No one will argue that politicians have the ability to manipulate the English language to their advantage. There is also no debate the interest-paid government funding for education is a reality and will continue to be a reality. In a country that is trying to struggle back from a recession, where our education system is spiraling out of control and we’re losing ground globally, it’s ludicrous that members of the Senate want to spend time, and their expansive-yet-slippery vocabulary debating why our students no longer need federal funds to obtain a college education.
According to the Committee of Education and Labor, “Former Secretary of Education and current Senator of Tennessee, Lamar Alexander, published an op-ed in Sunday's Washington Post about the Student Aid and Fiscal Responsibility Act.

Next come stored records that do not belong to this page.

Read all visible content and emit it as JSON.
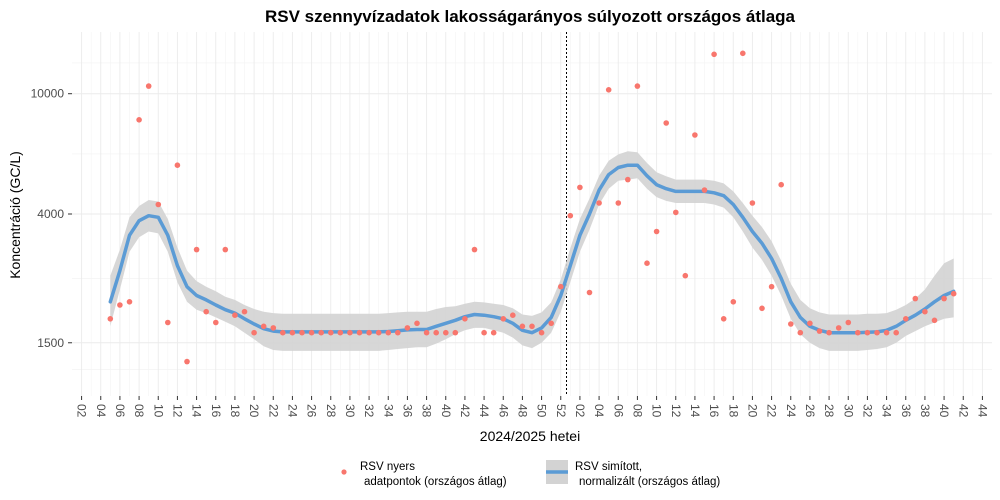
{
  "chart_data": {
    "type": "line",
    "title": "RSV szennyvízadatok lakosságarányos súlyozott országos átlaga",
    "xlabel": "2024/2025 hetei",
    "ylabel": "Koncentráció (GC/L)",
    "y_scale": "log",
    "y_ticks": [
      1500,
      4000,
      10000
    ],
    "y_tick_labels": [
      "1500",
      "4000",
      "10000"
    ],
    "ylim": [
      1000,
      16000
    ],
    "xlim": [
      0.5,
      48.5
    ],
    "x_tick_labels": [
      "02",
      "04",
      "06",
      "08",
      "10",
      "12",
      "14",
      "16",
      "18",
      "20",
      "22",
      "24",
      "26",
      "28",
      "30",
      "32",
      "34",
      "36",
      "38",
      "40",
      "42",
      "44",
      "46",
      "48",
      "50",
      "52",
      "02",
      "04",
      "06",
      "08",
      "10",
      "12",
      "14",
      "16",
      "18",
      "20",
      "22",
      "24",
      "26",
      "28",
      "30",
      "32",
      "34",
      "36",
      "38",
      "40",
      "42",
      "44"
    ],
    "year_boundary_x": 26.3,
    "colors": {
      "raw": "#f8766d",
      "smooth": "#5b9bd5",
      "band": "#d3d3d3",
      "grid": "#ebebeb"
    },
    "legend": {
      "raw_label_line1": "RSV nyers",
      "raw_label_line2": "adatpontok (országos átlag)",
      "smooth_label_line1": "RSV simított,",
      "smooth_label_line2": "normalizált (országos átlag)"
    },
    "series": [
      {
        "name": "RSV nyers adatpontok (országos átlag)",
        "type": "scatter",
        "points": [
          [
            2.5,
            1800
          ],
          [
            3,
            2000
          ],
          [
            3.5,
            2050
          ],
          [
            4,
            8200
          ],
          [
            4.5,
            10600
          ],
          [
            5,
            4300
          ],
          [
            5.5,
            1750
          ],
          [
            6,
            5800
          ],
          [
            6.5,
            1300
          ],
          [
            7,
            3050
          ],
          [
            7.5,
            1900
          ],
          [
            8,
            1750
          ],
          [
            8.5,
            3050
          ],
          [
            9,
            1850
          ],
          [
            9.5,
            1900
          ],
          [
            10,
            1620
          ],
          [
            10.5,
            1700
          ],
          [
            11,
            1680
          ],
          [
            11.5,
            1620
          ],
          [
            12,
            1620
          ],
          [
            12.5,
            1620
          ],
          [
            13,
            1620
          ],
          [
            13.5,
            1620
          ],
          [
            14,
            1620
          ],
          [
            14.5,
            1620
          ],
          [
            15,
            1620
          ],
          [
            15.5,
            1620
          ],
          [
            16,
            1620
          ],
          [
            16.5,
            1620
          ],
          [
            17,
            1620
          ],
          [
            17.5,
            1620
          ],
          [
            18,
            1680
          ],
          [
            18.5,
            1740
          ],
          [
            19,
            1620
          ],
          [
            19.5,
            1620
          ],
          [
            20,
            1620
          ],
          [
            20.5,
            1620
          ],
          [
            21,
            1800
          ],
          [
            21.5,
            3050
          ],
          [
            22,
            1620
          ],
          [
            22.5,
            1620
          ],
          [
            23,
            1800
          ],
          [
            23.5,
            1850
          ],
          [
            24,
            1700
          ],
          [
            24.5,
            1700
          ],
          [
            25,
            1620
          ],
          [
            25.5,
            1740
          ],
          [
            26,
            2300
          ],
          [
            26.5,
            3950
          ],
          [
            27,
            4900
          ],
          [
            27.5,
            2200
          ],
          [
            28,
            4350
          ],
          [
            28.5,
            10300
          ],
          [
            29,
            4350
          ],
          [
            29.5,
            5200
          ],
          [
            30,
            10600
          ],
          [
            30.5,
            2750
          ],
          [
            31,
            3500
          ],
          [
            31.5,
            8000
          ],
          [
            32,
            4050
          ],
          [
            32.5,
            2500
          ],
          [
            33,
            7300
          ],
          [
            33.5,
            4800
          ],
          [
            34,
            13500
          ],
          [
            34.5,
            1800
          ],
          [
            35,
            2050
          ],
          [
            35.5,
            13600
          ],
          [
            36,
            4350
          ],
          [
            36.5,
            1950
          ],
          [
            37,
            2300
          ],
          [
            37.5,
            5000
          ],
          [
            38,
            1730
          ],
          [
            38.5,
            1620
          ],
          [
            39,
            1740
          ],
          [
            39.5,
            1640
          ],
          [
            40,
            1620
          ],
          [
            40.5,
            1680
          ],
          [
            41,
            1750
          ],
          [
            41.5,
            1620
          ],
          [
            42,
            1620
          ],
          [
            42.5,
            1620
          ],
          [
            43,
            1620
          ],
          [
            43.5,
            1620
          ],
          [
            44,
            1800
          ],
          [
            44.5,
            2100
          ],
          [
            45,
            1900
          ],
          [
            45.5,
            1780
          ],
          [
            46,
            2100
          ],
          [
            46.5,
            2180
          ]
        ]
      },
      {
        "name": "RSV simított, normalizált (országos átlag)",
        "type": "line",
        "points": [
          [
            2.5,
            2050,
            1700,
            2500
          ],
          [
            3,
            2600,
            2250,
            3050
          ],
          [
            3.5,
            3400,
            3000,
            3900
          ],
          [
            4,
            3800,
            3350,
            4250
          ],
          [
            4.5,
            3950,
            3500,
            4450
          ],
          [
            5,
            3900,
            3450,
            4400
          ],
          [
            5.5,
            3400,
            3000,
            3850
          ],
          [
            6,
            2700,
            2380,
            3100
          ],
          [
            6.5,
            2300,
            2050,
            2600
          ],
          [
            7,
            2150,
            1930,
            2400
          ],
          [
            7.5,
            2080,
            1880,
            2300
          ],
          [
            8,
            2000,
            1820,
            2220
          ],
          [
            8.5,
            1930,
            1760,
            2130
          ],
          [
            9,
            1880,
            1700,
            2080
          ],
          [
            9.5,
            1800,
            1620,
            2000
          ],
          [
            10,
            1730,
            1540,
            1940
          ],
          [
            10.5,
            1670,
            1460,
            1900
          ],
          [
            11,
            1640,
            1420,
            1880
          ],
          [
            11.5,
            1630,
            1410,
            1870
          ],
          [
            12,
            1630,
            1410,
            1870
          ],
          [
            12.5,
            1630,
            1410,
            1870
          ],
          [
            13,
            1630,
            1410,
            1870
          ],
          [
            13.5,
            1630,
            1410,
            1870
          ],
          [
            14,
            1630,
            1410,
            1870
          ],
          [
            14.5,
            1630,
            1410,
            1870
          ],
          [
            15,
            1630,
            1410,
            1870
          ],
          [
            15.5,
            1630,
            1410,
            1870
          ],
          [
            16,
            1630,
            1410,
            1870
          ],
          [
            16.5,
            1630,
            1410,
            1870
          ],
          [
            17,
            1635,
            1420,
            1880
          ],
          [
            17.5,
            1645,
            1430,
            1890
          ],
          [
            18,
            1655,
            1440,
            1900
          ],
          [
            18.5,
            1660,
            1450,
            1900
          ],
          [
            19,
            1660,
            1450,
            1900
          ],
          [
            19.5,
            1700,
            1490,
            1940
          ],
          [
            20,
            1740,
            1540,
            1970
          ],
          [
            20.5,
            1780,
            1600,
            1980
          ],
          [
            21,
            1830,
            1650,
            2020
          ],
          [
            21.5,
            1860,
            1680,
            2050
          ],
          [
            22,
            1850,
            1680,
            2040
          ],
          [
            22.5,
            1830,
            1650,
            2020
          ],
          [
            23,
            1800,
            1620,
            2000
          ],
          [
            23.5,
            1740,
            1560,
            1950
          ],
          [
            24,
            1650,
            1470,
            1860
          ],
          [
            24.5,
            1620,
            1440,
            1840
          ],
          [
            25,
            1680,
            1500,
            1890
          ],
          [
            25.5,
            1820,
            1620,
            2040
          ],
          [
            26,
            2150,
            1900,
            2430
          ],
          [
            26.5,
            2700,
            2380,
            3080
          ],
          [
            27,
            3400,
            3000,
            3850
          ],
          [
            27.5,
            4000,
            3550,
            4500
          ],
          [
            28,
            4800,
            4300,
            5350
          ],
          [
            28.5,
            5400,
            4850,
            6000
          ],
          [
            29,
            5700,
            5150,
            6300
          ],
          [
            29.5,
            5800,
            5200,
            6450
          ],
          [
            30,
            5800,
            5250,
            6400
          ],
          [
            30.5,
            5350,
            4850,
            5900
          ],
          [
            31,
            5000,
            4550,
            5500
          ],
          [
            31.5,
            4850,
            4420,
            5330
          ],
          [
            32,
            4750,
            4350,
            5200
          ],
          [
            32.5,
            4750,
            4350,
            5200
          ],
          [
            33,
            4750,
            4350,
            5200
          ],
          [
            33.5,
            4750,
            4350,
            5200
          ],
          [
            34,
            4700,
            4300,
            5150
          ],
          [
            34.5,
            4600,
            4200,
            5050
          ],
          [
            35,
            4300,
            3900,
            4750
          ],
          [
            35.5,
            3900,
            3500,
            4350
          ],
          [
            36,
            3500,
            3100,
            3950
          ],
          [
            36.5,
            3200,
            2820,
            3620
          ],
          [
            37,
            2850,
            2500,
            3250
          ],
          [
            37.5,
            2450,
            2150,
            2800
          ],
          [
            38,
            2050,
            1800,
            2350
          ],
          [
            38.5,
            1820,
            1600,
            2080
          ],
          [
            39,
            1700,
            1500,
            1950
          ],
          [
            39.5,
            1650,
            1440,
            1890
          ],
          [
            40,
            1620,
            1410,
            1860
          ],
          [
            40.5,
            1620,
            1410,
            1860
          ],
          [
            41,
            1620,
            1410,
            1860
          ],
          [
            41.5,
            1620,
            1410,
            1860
          ],
          [
            42,
            1625,
            1420,
            1870
          ],
          [
            42.5,
            1630,
            1430,
            1870
          ],
          [
            43,
            1650,
            1450,
            1880
          ],
          [
            43.5,
            1700,
            1500,
            1930
          ],
          [
            44,
            1780,
            1580,
            2000
          ],
          [
            44.5,
            1850,
            1640,
            2100
          ],
          [
            45,
            1940,
            1700,
            2250
          ],
          [
            45.5,
            2050,
            1750,
            2500
          ],
          [
            46,
            2150,
            1800,
            2750
          ],
          [
            46.5,
            2220,
            1820,
            2850
          ]
        ]
      }
    ]
  }
}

Using the tired platitudes of excessive government control and swarming mobs of needy Americans (potential college students in this case)lining up with their spoons out to dip into the federal pot, Senator Alexander tries to make his point on some slippery (i,e. false) versions of the facts.

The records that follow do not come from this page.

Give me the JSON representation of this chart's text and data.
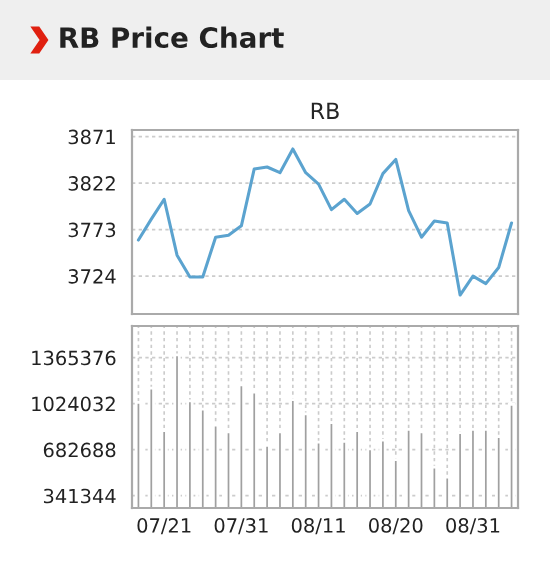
{
  "chart_data": [
    {
      "type": "line",
      "title": "RB",
      "annotations": [
        "RB Price Chart"
      ],
      "categories": [
        null,
        null,
        null,
        null,
        null,
        null,
        null,
        null,
        null,
        null,
        null,
        null,
        null,
        null,
        null,
        null,
        null,
        null,
        null,
        null,
        null,
        null,
        null,
        null,
        null,
        null,
        null,
        null,
        null,
        null
      ],
      "series": [
        {
          "color": "#5ba3cf",
          "values": [
            3762,
            3784,
            3805,
            3746,
            3723,
            3723,
            3765,
            3767,
            3777,
            3837,
            3839,
            3833,
            3858,
            3833,
            3821,
            3794,
            3805,
            3790,
            3800,
            3832,
            3847,
            3793,
            3765,
            3782,
            3780,
            3704,
            3724,
            3716,
            3733,
            3780
          ]
        }
      ],
      "ylim": [
        3684,
        3878
      ],
      "yticks": [
        3724,
        3773,
        3822,
        3871
      ],
      "grid": "y",
      "tick_labels": "y"
    },
    {
      "type": "bar",
      "categories": [
        null,
        null,
        "07/21",
        null,
        null,
        null,
        null,
        null,
        "07/31",
        null,
        null,
        null,
        null,
        null,
        "08/11",
        null,
        null,
        null,
        null,
        null,
        "08/20",
        null,
        null,
        null,
        null,
        null,
        "08/31",
        null,
        null,
        null
      ],
      "series": [
        {
          "color": "#a0a0a0",
          "values": [
            1034000,
            1139000,
            824000,
            1385000,
            1044000,
            984000,
            864000,
            814000,
            1164000,
            1109000,
            714000,
            814000,
            1054000,
            949000,
            739000,
            884000,
            744000,
            824000,
            689000,
            754000,
            609000,
            834000,
            814000,
            554000,
            479000,
            809000,
            834000,
            834000,
            779000,
            1019000
          ]
        }
      ],
      "ylim": [
        250000,
        1600000
      ],
      "yticks": [
        341344,
        682688,
        1024032,
        1365376
      ],
      "grid": true
    }
  ]
}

All the arm waving and posturing going on in Washington over the focus on our education system is incredible. Considering the dropout rates we have in this country, coupled with struggling students to manage simple writing and math when they do enter college, the focus on loans makes no sense.
Apparently, Alexander, a former Secretary of Education no less, feels that “The Education Department will borrow money at 2.8 percent from the Treasury, lend it to you at 6.8 percent and spend the difference on new programs. So you’ll work longer to pay off your student loan to help pay for someone else’s education — and to help your U.S. representative’s reelection.”
Okay – so the government is lending the money at a premium? Ever get a loan that wasn’t? (And yes, all those reminders from your mother about that money you borrowed ten years ago is considered a premium.) And Alexander’s other point? “So you’ll work longer to pay off your student loan to help pay for someone else’s education…”Actually, he fee differential between the borrowed and lent funds will go back into the US Education Department to fund new programs to subsidize Pell Grants to assist more low-income college-drive students, as well as other college-fund programs. There will be no extension of the deficit, and more students will get the potential to attend college, which increases their capacity to make more money, which in turn benefits the US economy.
If his constituents pay attention, his disapproval of the Student Aid and Fiscal Responsibility Act certainly won’t get Senator Alexander reelected.